Analytics on Azure Blog

4 MIN READ

Using Spark to track PowerBI Activity Events

ujvalgandhi

Microsoft

Dec 04, 2023

Set up

Azure Synapse Analytics (Or Fabric Data Science)
1. Spark Notebook
2. Synapse Dedicated SQL Pool (or Fabric Managed Table/Datawarehouse table) You can write the data out to any relational database using some code modifications}
Azure Key Vault {Slight modification in code if you are using Fabric}
PowerBI

Set up components (if you are using Synapse Analytics)

Note : You are going to need admin permissions (or request an admin) to do some of the set up components

PowerBI REST API set up

We are using an App Registration for access to the PowerBI REST API

Use Entra to create a new App Registration. Fill in the details as per your specifications

Once you have created the App Registration, navigate to the “Certificates and Secrets” section and create a new client secret

Note : Keep the value (it is client secret) and the client id in a secure place. Once the screen displays the value, it will not display it again in case you navigate away.

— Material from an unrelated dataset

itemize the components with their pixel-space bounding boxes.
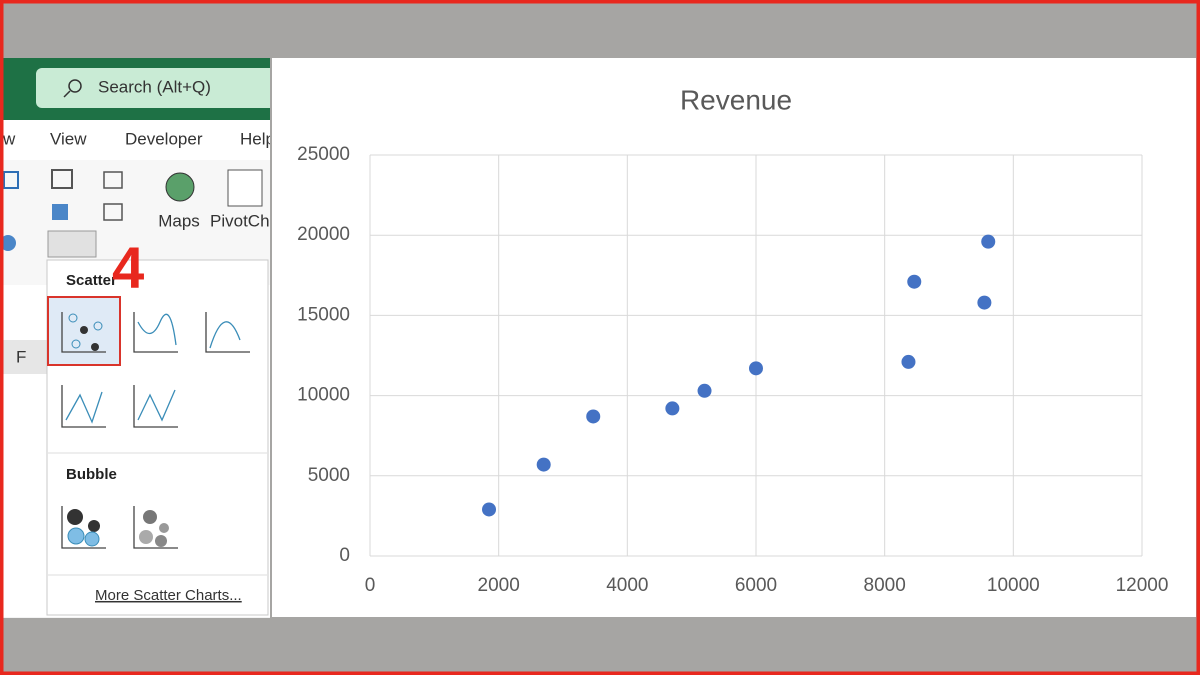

If that happens, you have to delete this secret and create a new one.

Once you have the secret created, we have to add some API Permissions (This might need a PowerBI admin)

Once you have this piece ready (and potentially added the App Registration to an Entra Group), have your PowerBI Admin follow these steps

https://learn.microsoft.com/en-us/power-bi/developer/embedded/embed-service-principal#step-3---enable-the-power-bi-service-admin-settings

https://learn.microsoft.com/en-us/power-bi/developer/embedded/embed-service-principal#step-4---add-the-service-principal-to-your-workspace

These two steps will allow the new App Registration to access the PowerBI APIs via the REST call.

The PowerBI REST APIs have an excellent playground that can be accessed at https://learn.microsoft.com/en-us/rest/api/power-bi/admin

This playground can be used to test out the queries before you incorporate them in the code.

Azure Key Vault

Use an existing Key Vault or create a new one – this is required so that you don’t have the client secret (created earlier) in open format in your Spark Notebook.

To add a secret to the vault, follow the steps:

Navigate to your new key vault in the Azure portal
On the Key Vault settings pages, select Secrets.
Select on Generate/Import.
On the Create a secret screen choose the following values:
- Upload options: Manual.
- Name: Type a name for the secret. The secret name must be unique within a Key Vault. The name must be a 1-127 character string, starting with a letter and containing only 0-9, a-z, A-Z, and -.
- Value: Type the value for the secret. This is the value you saved from the earlier step when you created the App Registration and got a secret value.
- Leave the other values to their defaults. Select Create.

Azure Synapse Analytics

Once you have the first two parts done, we are ready to move to Synapse Analytics (or Fabric)

The notional architecture outlined above uses a Synapse Analytics Spark Notebook with a Dedicated SQL Pool to hold the data. This can be modified to have a Fabric notebook with a Managed Table/Datawarehouse table with some code modifications

Spark Notebook

Navigate to the Notebooks under your Synapse Notebook and select an existing Spark Pool (or provision a new Spark Pool) and use PySpark as your language

Give a name to your Spark Notebook and click “Publish All” to commit your changes

The code modules are all available HERE

The entire end to end code is available for download HERE

The entire code is represented in code snippets via screenshots here in case you want to follow along step by step.

Note : Please take care of code indentations – they might have moved and might introduce errors.

Once the base activity events pull is done, we can pull in other associated activities to complete the picture.

Now that we all the elements together in different spark data frames, we can have a set of consolidated data frames to combine the data together

Our final data frame is result_df which has all the values we need for final reporting/analysis.

The code can be scheduled to run on a trigger for the previous day’s activity log. Because of this, we have to append the data into a Synapse Dedicated SQL Pool (or any relational database of your choice)

Use an existing Synapse Dedicated SQL Pool or create a small (DW100) one

Run the create table script found HERE in your pool to get a table of your choice.

Once you get your table created, you have to incorporate the final Spark Code that takes the Spark Dataframe (result_df) and appends the data to the SQL Pool table

Synapse Dedicated SQL Pool Stored Procedure

Since the Spark job appends data, there is a need to run a script that will check for and remove duplicate records if inserted. We will be using a Stored Procedure on the Pool itself but this can be easily modified to run on any relational database of your choice.
Note : if you are using Fabric, it might make sense to extend the Spark Notebook to have another code module that does the delete of duplicate records from the Managed Table

The Stored Procedure script can be found HERE

Synapse Pipeline

Once you have all the individual components in place, we can encapsulate the Spark Notebook and the Stored Procedure in a Synapse Pipeline. This pipeline can be triggered on a daily schedule.

Now that the pipeline is set to be running, we can connect the data from the SQL Pool to a PowerBI Dashboard and produce a report that outlines all the key activities.